While it may not be particularly surprising, the fact estimated gross lending levels in April hit a significant £25.7bn is, without doubt, worthy of comment. If anything it shows just how government and regulatory intervention in the housing market can have a decisive impact, changing consumer behaviours and essentially skewing the playing field.
Of course, there will be large numbers of stakeholders who have done very well in the first quarter of 2016 as a result of the imposition of the Stamp Duty deadline, and these lending figures clearly show that the so-called ‘rush-to-let’ was not just a pithy phrase.
The knock-on effect of landlords pushing to get their purchases completed before the 31 March is that we now face something of an uncertain period, particularly for mortgage advisers who will have been heavily involved in the provision of advice to landlords as well as those who were included in the property chains they helped developed. You can’t build an advisory business on a strong three-month period followed by a fallow rest of the year. Indeed, the objective will be to build on these stronger months, especially during the spring and early summer period which traditionally tend to be busier.
So, how can this be achieved in a market where activity levels might be decreasing? The answer may well lie in diversification, and not just in the traditional routes that advisers will (hopefully) already be covering – protection, GI, conveyancing, and the like.
There is much talk about the new lenders coming to market and looking to secure business from ‘underserved clients’ – a phrase that seems completely over-used in my book – and one of those areas is lending into and in retirement. The latest figures from the equity release market also show the growing demand, but what is perhaps most interesting is the merging of these two areas.
Lenders are cottoning on to the fact that older borrowers are increasingly likely to be taking debts into their retirement, and so are creating hybrid solutions to support the finance needs of these consumers.
Our own experience is that older consumers are increasingly in need of advice and there appears to be an opportunity here for intermediaries to set themselves up as specialists in this sector.
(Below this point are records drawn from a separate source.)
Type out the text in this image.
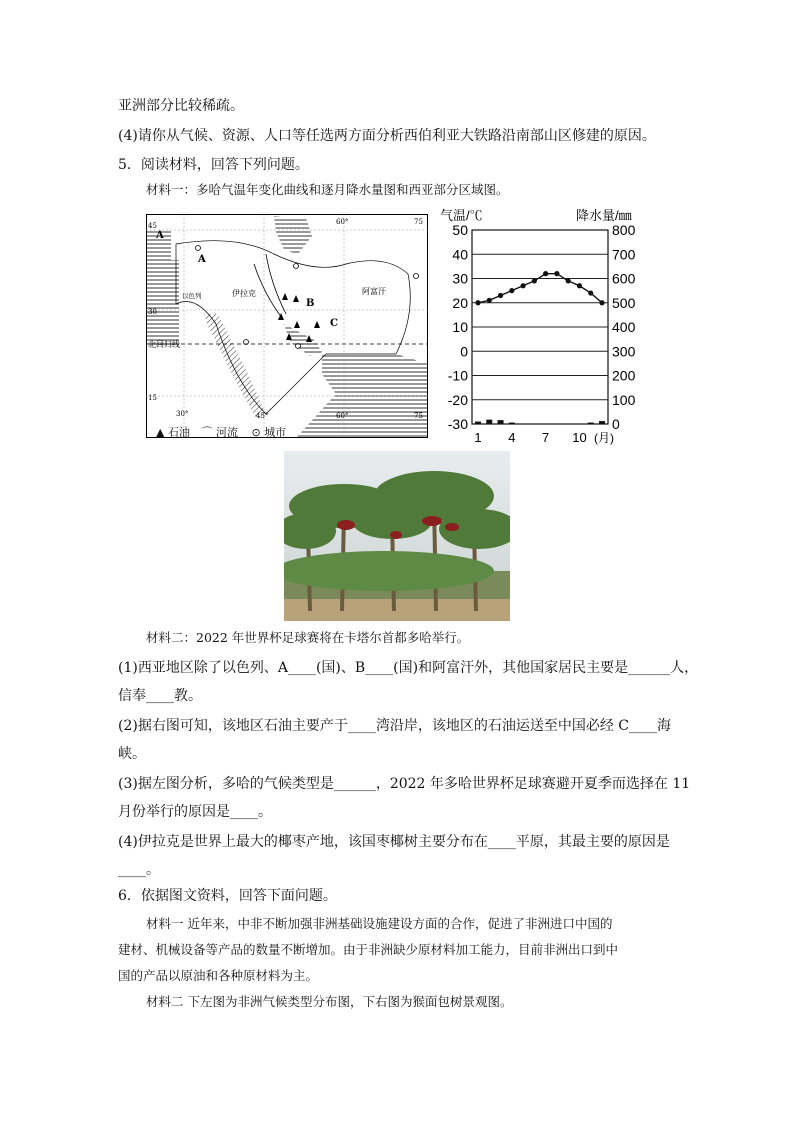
亚洲部分比较稀疏。
(4)请你从气候、资源、人口等任选两方面分析西伯利亚大铁路沿南部山区修建的原因。
5．阅读材料，回答下列问题。
材料一：多哈气温年变化曲线和逐月降水量图和西亚部分区域图。
A
A
B
C
以色列	伊拉克	阿富汗
北回归线
45
30
15
30°	45°	60°	75
60°	75
▲ 石油 ⌒ 河流 ⊙ 城市
气温/℃	降水量/㎜
50
40
30
20
10
0
-10
-20
-30
800
700
600
500
400
300
200
100
0
1 4 7 10 (月)
材料二：2022 年世界杯足球赛将在卡塔尔首都多哈举行。
(1)西亚地区除了以色列、A____(国)、B____(国)和阿富汗外，其他国家居民主要是______人，
信奉____教。
(2)据右图可知，该地区石油主要产于____湾沿岸，该地区的石油运送至中国必经 C____海
峡。
(3)据左图分析，多哈的气候类型是______，2022 年多哈世界杯足球赛避开夏季而选择在 11
月份举行的原因是____。
(4)伊拉克是世界上最大的椰枣产地，该国枣椰树主要分布在____平原，其最主要的原因是
____。
6．依据图文资料，回答下面问题。
材料一 近年来，中非不断加强非洲基础设施建设方面的合作，促进了非洲进口中国的
建材、机械设备等产品的数量不断增加。由于非洲缺少原材料加工能力，目前非洲出口到中
国的产品以原油和各种原材料为主。
材料二 下左图为非洲气候类型分布图，下右图为猴面包树景观图。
Given the UK’s demographic changes, and the assumption that the number of older consumers needing such advice is only going to increase, one wonders if advisers can’t look beyond the traditional deals and pick up more business in this client area. Certainly, the government and the regulator itself are supportive of lenders innovating in this area and thus we are likely to see more blurring of the distinction between mortgages and equity release.
This being the case then it makes sense to secure a foothold in this expanding niche and make sure you are in the best possible position to offer your services.